Background: The practice of glycemic control with intravenous insulin in critically ill patients has brought clinical focus on understanding the effects of hypoglycemia, especially in children. Very little is published on the impact of hypoglycemia in this population. We aimed to review the existing literature on hypoglycemia in critically ill neonates and children. Methods: We performed a systematic review of the literature up to August 2011 using PubMed, Ovid MEDLINE and ISI Web of Science using the search terms “hypoglycemia or hypoglyc*” and “critical care or intensive care or critical illness”. Articles were limited to “all child (0–18 years old)” and “English”. Results: A total of 513 articles were identified and 132 were included for review. Hypoglycemia is a significant concern among pediatric and neonatal intensivists.
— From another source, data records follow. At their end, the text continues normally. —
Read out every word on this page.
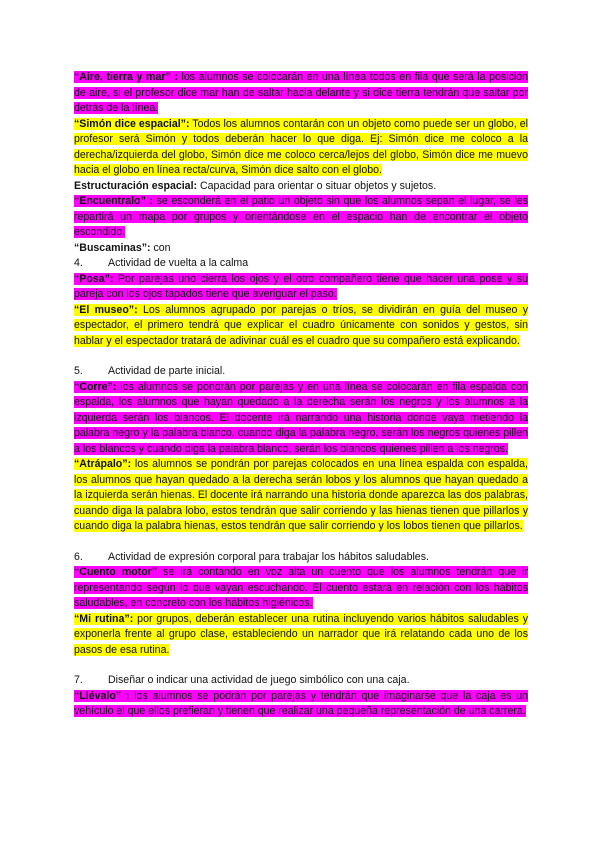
“Aire, tierra y mar” : los alumnos se colocarán en una línea todos en fila que será la posición de aire, si el profesor dice mar han de saltar hacia delante y si dice tierra tendrán que saltar por detrás de la línea.

“Simón dice espacial”: Todos los alumnos contarán con un objeto como puede ser un globo, el profesor será Simón y todos deberán hacer lo que diga. Ej: Simón dice me coloco a la derecha/izquierda del globo, Simón dice me coloco cerca/lejos del globo, Simón dice me muevo hacia el globo en línea recta/curva, Simón dice salto con el globo.

Estructuración espacial: Capacidad para orientar o situar objetos y sujetos.

“Encuentralo” : se esconderá en el patio un objeto sin que los alumnos sepan el lugar, se les repartirá un mapa por grupos y orientándose en el espacio han de encontrar el objeto escondido.

“Buscaminas”: con

4. Actividad de vuelta a la calma

“Posa”: Por parejas uno cierra los ojos y el otro compañero tiene que hacer una pose y su pareja con los ojos tapados tiene que averiguar el paso.

“El museo”: Los alumnos agrupado por parejas o tríos, se dividirán en guía del museo y espectador, el primero tendrá que explicar el cuadro únicamente con sonidos y gestos, sin hablar y el espectador tratará de adivinar cuál es el cuadro que su compañero está explicando.

5. Actividad de parte inicial.

“Corre”: los alumnos se pondrán por parejas y en una línea se colocarán en fila espalda con espalda, los alumnos que hayan quedado a la derecha serán los negros y los alumnos a la izquierda serán los blancos. El docente irá narrando una historia donde vaya metiendo la palabra negro y la palabra blanco, cuando diga la palabra negro, serán los negros quienes pillen a los blancos y cuando diga la palabra blanco, serán los blancos quienes pillen a los negros.

“Atrápalo”: los alumnos se pondrán por parejas colocados en una línea espalda con espalda, los alumnos que hayan quedado a la derecha serán lobos y los alumnos que hayan quedado a la izquierda serán hienas. El docente irá narrando una historia donde aparezca las dos palabras, cuando diga la palabra lobo, estos tendrán que salir corriendo y las hienas tienen que pillarlos y cuando diga la palabra hienas, estos tendrán que salir corriendo y los lobos tienen que pillarlos.

6. Actividad de expresión corporal para trabajar los hábitos saludables.

“Cuento motor” se irá contando en voz alta un cuento que los alumnos tendrán que ir representando según lo que vayan escuchando. El cuento estará en relación con los hábitos saludables, en concreto con los hábitos higiénicos.

“Mi rutina”: por grupos, deberán establecer una rutina incluyendo varios hábitos saludables y exponerla frente al grupo clase, estableciendo un narrador que irá relatando cada uno de los pasos de esa rutina.

7. Diseñar o indicar una actividad de juego simbólico con una caja.

“Llévalo” : los alumnos se podrán por parejas y tendrán que imaginarse que la caja es un vehículo el que ellos prefieran y tienen que realizar una pequeña representación de una carrera.
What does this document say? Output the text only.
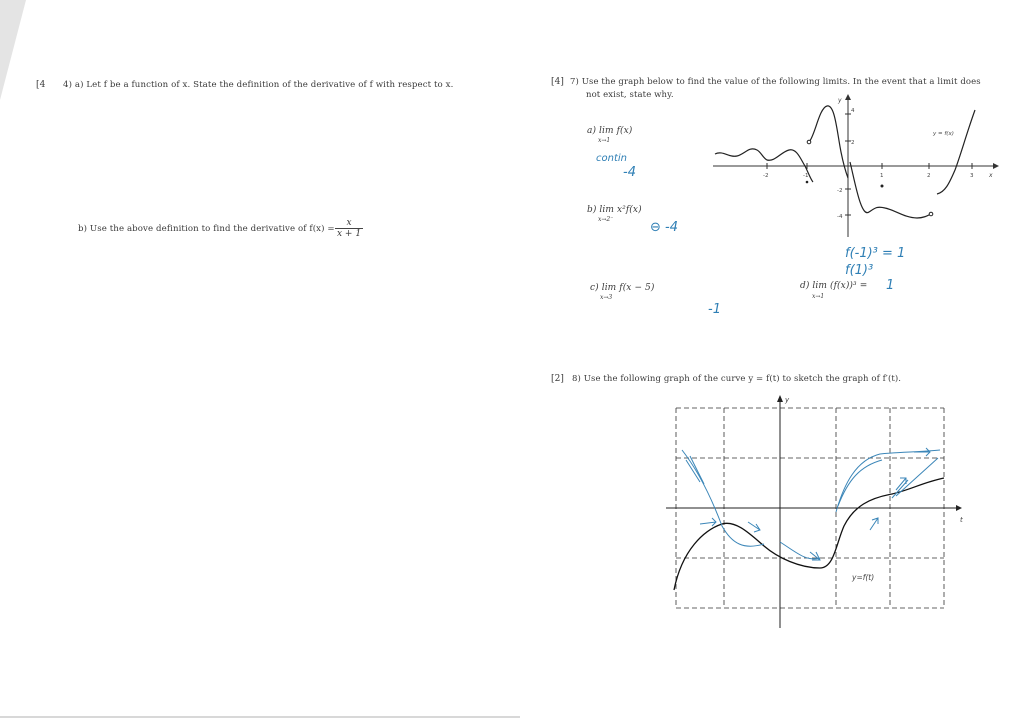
[4 4) a) Let f be a function of x. State the definition of the derivative of f with respect to x.
b) Use the above definition to find the derivative of $f(x) = \frac{x}{x + 1}$
[4] 7) Use the graph below to find the value of the following limits. In the event that a limit does
not exist, state why.
a) lim f(x)
x→1
contin
-4
b) lim x²f(x)
x→2⁻
⊖ -4
c) lim f(x − 5)
x→3
-1
d) lim (f(x))³ =
x→1
f(-1)³ = 1
f(1)³
1
x
y
-2	-1	1	2	3
4
2
-2
-4
y = f(x)
[2] 8) Use the following graph of the curve y = f(t) to sketch the graph of f′(t).
t
y
y=f(t)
Its Definition is complicated by the use of a biochemical measure (i.e., blood glucose) for a pathophysiologic problem (i.e., neuroglycopenia). Based on associated outcomes, we suggest defining hypoglycemia as <40–45 mg/dl in neonates and <60–65 mg/dl in children. Below the suggested threshold values, hypoglycemia is associated with worse neurological outcomes, increased intensive care unit stay, and increased mortality. Disruptions in carbohydrate metabolism increase the risk of hypoglycemia in critically ill children. Prevention of hypoglycemia, especially in the setting of intravenous insulin use, will be best accomplished by the combination of accurate measuring techniques, frequent or continuous glucose monitoring, and computerized insulin titration protocols. Conclusion: Studies on hypoglycemia in critically ill children have focused on spontaneous hypoglycemia. With the current practice of maintaining blood glucose within a narrow range with intravenous insulin, the risk factors and outcomes associated with insulin-induced hypoglycemia should be rigorously studied to prevent hypoglycemia and potentially improve outcomes of critically ill children.